If you can't afford something, then you don't have have it. If it's out of stock and you can drive a 100 mile round trip to collect it, then do so, that's ok, but don't moan about those who do or don't because you choose not to or can't do or don't as I read on a recent mumsnet thread.
Without sounding too old (I'm 46) I don't remember returning to school in January with the topic of conversation being all about who had what for Christmas. I don't remember my kids getting in a strop because they didn't open the right gift on Christmas morning and I certainly don't remember there being a meltdown when one of the older ones informed their younger brother that Santa wasn't real, we just brushed over it and said 'if Santa isn't real then who puts the stockings at the bottom of the bed on Christmas Eve?' they knew I did it and if they visit over Christmas as adults I still do it.

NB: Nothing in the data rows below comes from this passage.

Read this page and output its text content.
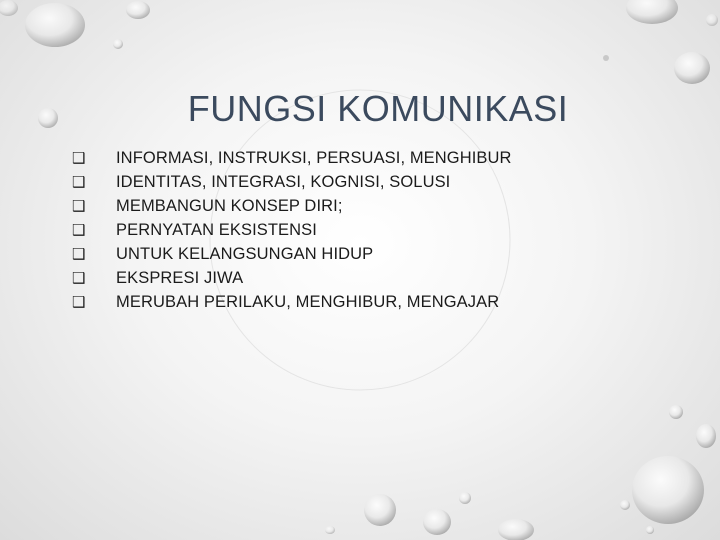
FUNGSI KOMUNIKASI
❑	INFORMASI, INSTRUKSI, PERSUASI, MENGHIBUR
❑	IDENTITAS, INTEGRASI, KOGNISI, SOLUSI
❑	MEMBANGUN KONSEP DIRI;
❑	PERNYATAN EKSISTENSI
❑	UNTUK KELANGSUNGAN HIDUP
❑	EKSPRESI JIWA
❑	MERUBAH PERILAKU, MENGHIBUR, MENGAJAR
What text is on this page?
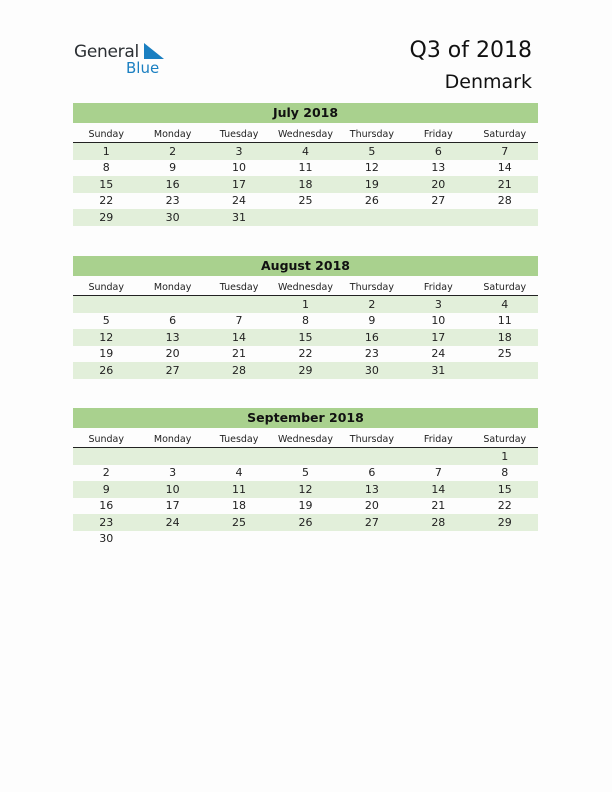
General
Blue
Q3 of 2018
Denmark
July 2018
Sunday	Monday	Tuesday	Wednesday	Thursday	Friday	Saturday
1	2	3	4	5	6	7
8	9	10	11	12	13	14
15	16	17	18	19	20	21
22	23	24	25	26	27	28
29	30	31				
August 2018
Sunday	Monday	Tuesday	Wednesday	Thursday	Friday	Saturday
			1	2	3	4
5	6	7	8	9	10	11
12	13	14	15	16	17	18
19	20	21	22	23	24	25
26	27	28	29	30	31	
September 2018
Sunday	Monday	Tuesday	Wednesday	Thursday	Friday	Saturday
						1
2	3	4	5	6	7	8
9	10	11	12	13	14	15
16	17	18	19	20	21	22
23	24	25	26	27	28	29
30						
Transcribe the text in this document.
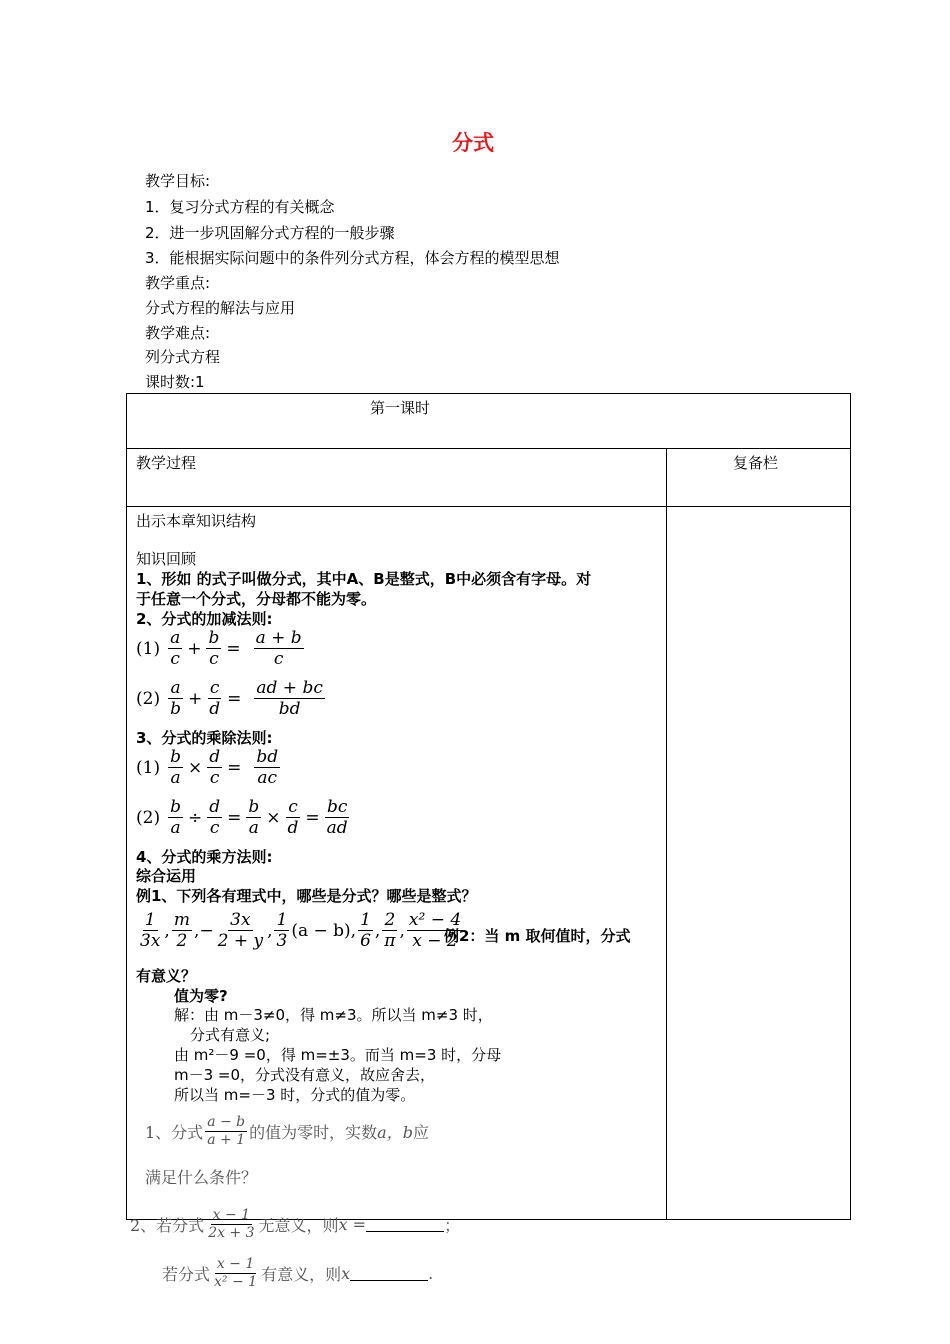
分式
教学目标:
1．复习分式方程的有关概念
2．进一步巩固解分式方程的一般步骤
3．能根据实际问题中的条件列分式方程，体会方程的模型思想
教学重点:
分式方程的解法与应用
教学难点:
列分式方程
课时数:1
第一课时
教学过程	复备栏
出示本章知识结构
知识回顾
1、形如 的式子叫做分式，其中A、B是整式，B中必须含有字母。对
于任意一个分式，分母都不能为零。
2、分式的加减法则:
$(1) \frac{a}{c} + \frac{b}{c} = \frac{a + b}{c}$
$(2) \frac{a}{b} + \frac{c}{d} = \frac{ad + bc}{bd}$
3、分式的乘除法则:
$(1) \frac{b}{a} \times \frac{d}{c} = \frac{bd}{ac}$
$(2) \frac{b}{a} \div \frac{d}{c} = \frac{b}{a} \times \frac{c}{d} = \frac{bc}{ad}$
4、分式的乘方法则:
综合运用
例1、下列各有理式中，哪些是分式？哪些是整式？
$\frac{1}{3x}$ , $\frac{m}{2}$ , − $\frac{3x}{2 + y}$ , $\frac{1}{3} (a - b)$, $\frac{1}{6}$ , $\frac{2}{\pi}$ , $\frac{\text{x² − 4}}{x - 2}$
例2：当 m 取何值时，分式
有意义？
值为零?
解：由 m－3≠0，得 m≠3。所以当 m≠3 时，
分式有意义;
由 m²－9 =0，得 m=±3。而当 m=3 时，分母
m－3 =0，分式没有意义，故应舍去，
所以当 m=－3 时，分式的值为零。
1、分式 $\frac{a - b}{a + 1}$ 的值为零时，实数 a，b 应
满足什么条件？
2、若分式 $\frac{x - 1}{2x + 3}$ 无意义，则 x =	；
若分式 $\frac{x - 1}{\text{x² − 1}}$ 有意义，则 x	.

We told our kids that the presents under the tree were from us and family and friends, how else could we explain the random timing and appearance of the gifts, with 5 kids I shopped early, had little storage space, so they were wrapped and plonked under the tree. We were fair with the number of gifts they had, if not the value, they were asked to make a list and Nintendo's and latest PS's were crossed off straight away as being too expensive.
However you choose to do Christmas is your choice and I hope you don't think from this post I'm telling you what you should or shouldn't do. My post is aimed at asking you to take a step back and think about what you write about how others choose to do their Christmas differently from yours and just consider for a moment that there intention might not be to show off, or be aimed at putting you down, just sharing how they do things, in their way, celebrating their successes and hard work and in no way making any one else feel like they need to 'survive Christmas with their kids'
After all it won't be long before like me, you'll be spending Christmas without the kids, they'll have left home, live in a different country, maybe have their own families. Spending Christmas without the kids as a blended family is something we've done on many occasions over the years, but we've still had an actual Christmas, just not on December 25th. Enjoy it while you can, don't worry about the number of gifts, the amount of food, whether Santa is real or not, let the kids discover that for themselves, just enjoy it and do it your way, whether that's with or without a Christmas Eve box or not. My kids remember Christmas, but they don't remember what gifts they had.